In terms of natural history, 55% of untreated acoustic neuromas demonstrate growth over a three-year period. He said that 90% to 95% of sporadic small tumors are controlled over the long term with stereotactic radiotherapy at current doses. Outcomes are poorer in larger tumors, which have a regrowth rate of 30% and a higher risk of radiation-induced brain injury.
For neurofibromatosis type 2 tumors, control rate is only about 70%, and is possibly even lower in younger patients.
According to reports from 2000 through 2007, in patients with Gardiner-Robinson grade 1 or 2 hearing before radiation, there is a 60% chance of preservation at five years, he continued. Hearing preservation is possible in only about 35% of patients with neurofibromatosis type 2, he added.
Facial palsy is rare with current stereotactic radiotherapy doses, although transient facial twitch was reported in a small percent of patients six to eight months following treatment. The primary risk of facial injury occurs when surgery is used following recurrences after stereotactic radiotherapy, Dr. Jackler commented.
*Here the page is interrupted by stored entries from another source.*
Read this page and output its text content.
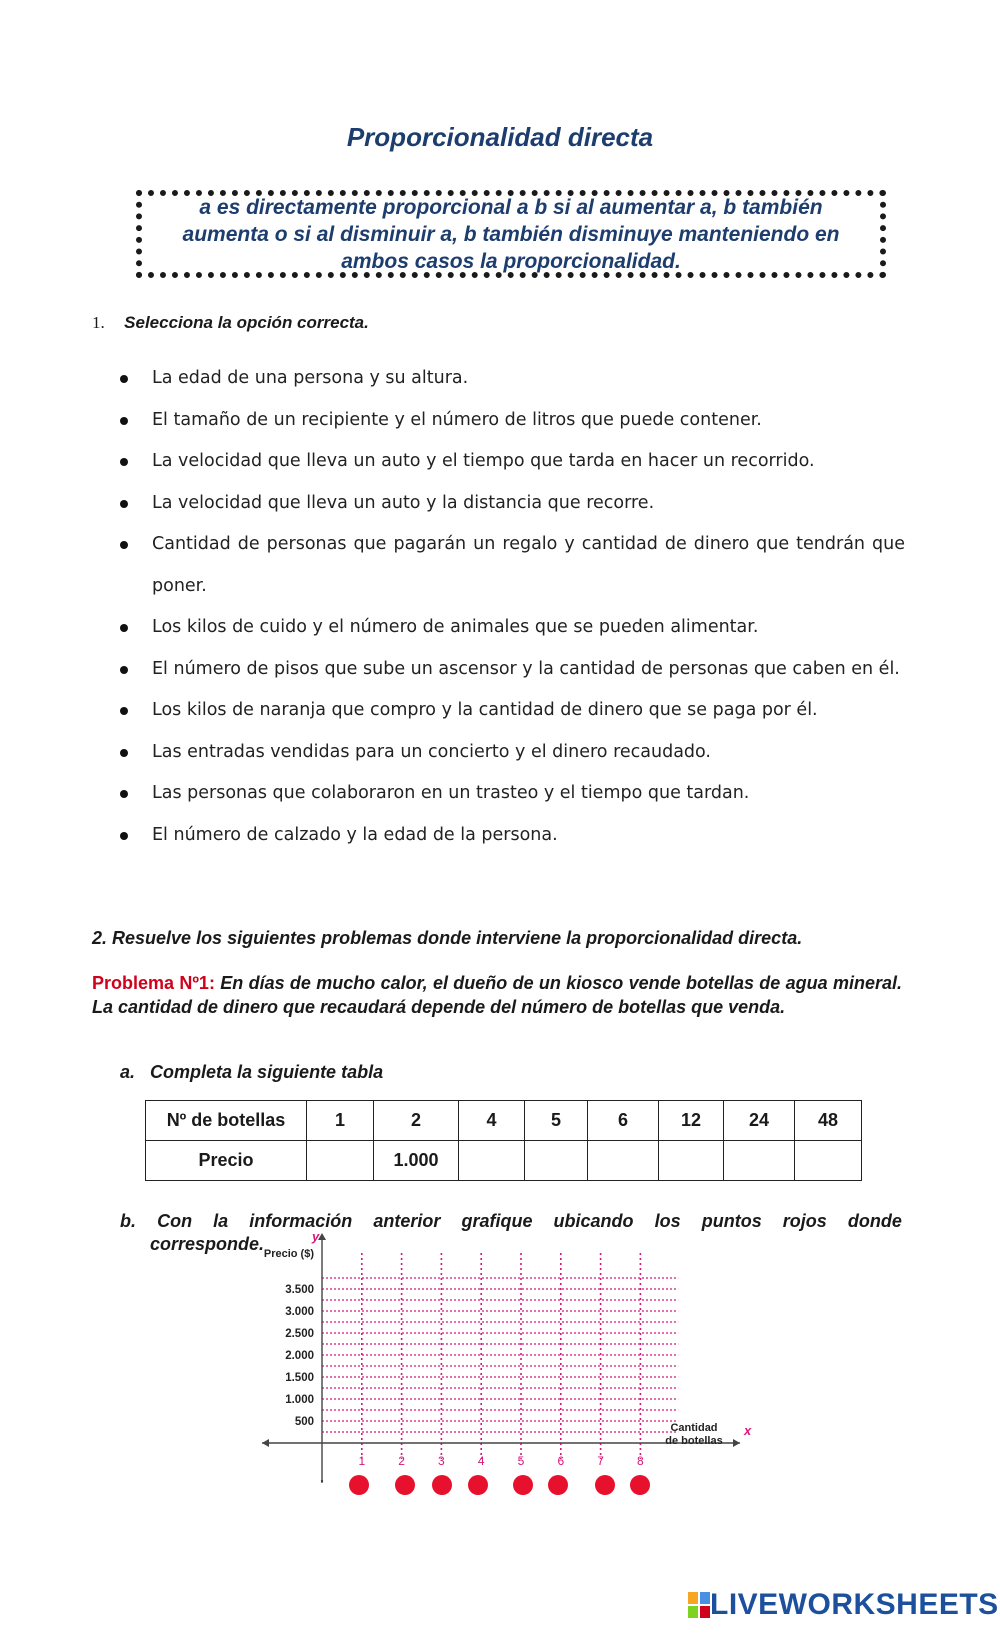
Proporcionalidad directa

a es directamente proporcional a b si al aumentar a, b también aumenta o si al disminuir a, b también disminuye manteniendo en ambos casos la proporcionalidad.

1. Selecciona la opción correcta.
La edad de una persona y su altura.
El tamaño de un recipiente y el número de litros que puede contener.
La velocidad que lleva un auto y el tiempo que tarda en hacer un recorrido.
La velocidad que lleva un auto y la distancia que recorre.
Cantidad de personas que pagarán un regalo y cantidad de dinero que tendrán que poner.
Los kilos de cuido y el número de animales que se pueden alimentar.
El número de pisos que sube un ascensor y la cantidad de personas que caben en él.
Los kilos de naranja que compro y la cantidad de dinero que se paga por él.
Las entradas vendidas para un concierto y el dinero recaudado.
Las personas que colaboraron en un trasteo y el tiempo que tardan.
El número de calzado y la edad de la persona.
2. Resuelve los siguientes problemas donde interviene la proporcionalidad directa.
Problema Nº1: En días de mucho calor, el dueño de un kiosco vende botellas de agua mineral. La cantidad de dinero que recaudará depende del número de botellas que venda.
a. Completa la siguiente tabla
Nº de botellas	1	2	4	5	6	12	24	48
Precio		1.000						
b. Con la información anterior grafique ubicando los puntos rojos donde
corresponde.
1	2	3	4	5	6	7	8
500
1.000
1.500
2.000
2.500
3.000
3.500
y
Precio ($)
x
Cantidad
de botellas
LIVEWORKSHEETS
Surgical salvage of radiation failure carries a higher complication rate than primary surgery. The converse is not true, however, as radiation salvage of surgical remnants works as well as primary stereotactic radiation. This has led to the exploration of combined therapy, in which large tumors are subtotally removed and the remnant radiated if it shows growth over time.
-Robert Jackler, MD
Secondary malignancy after stereotactic radiotherapy remains a concern, but Dr. Jackler suspects that the incidence is likely to be low. Nevertheless, whenever considering radiation for a benign tumor, the potential of inducing a lethal malignancy years later must be discussed with the patient. Longer-term follow-up is needed to determine the actual incidence of lethal malignancy.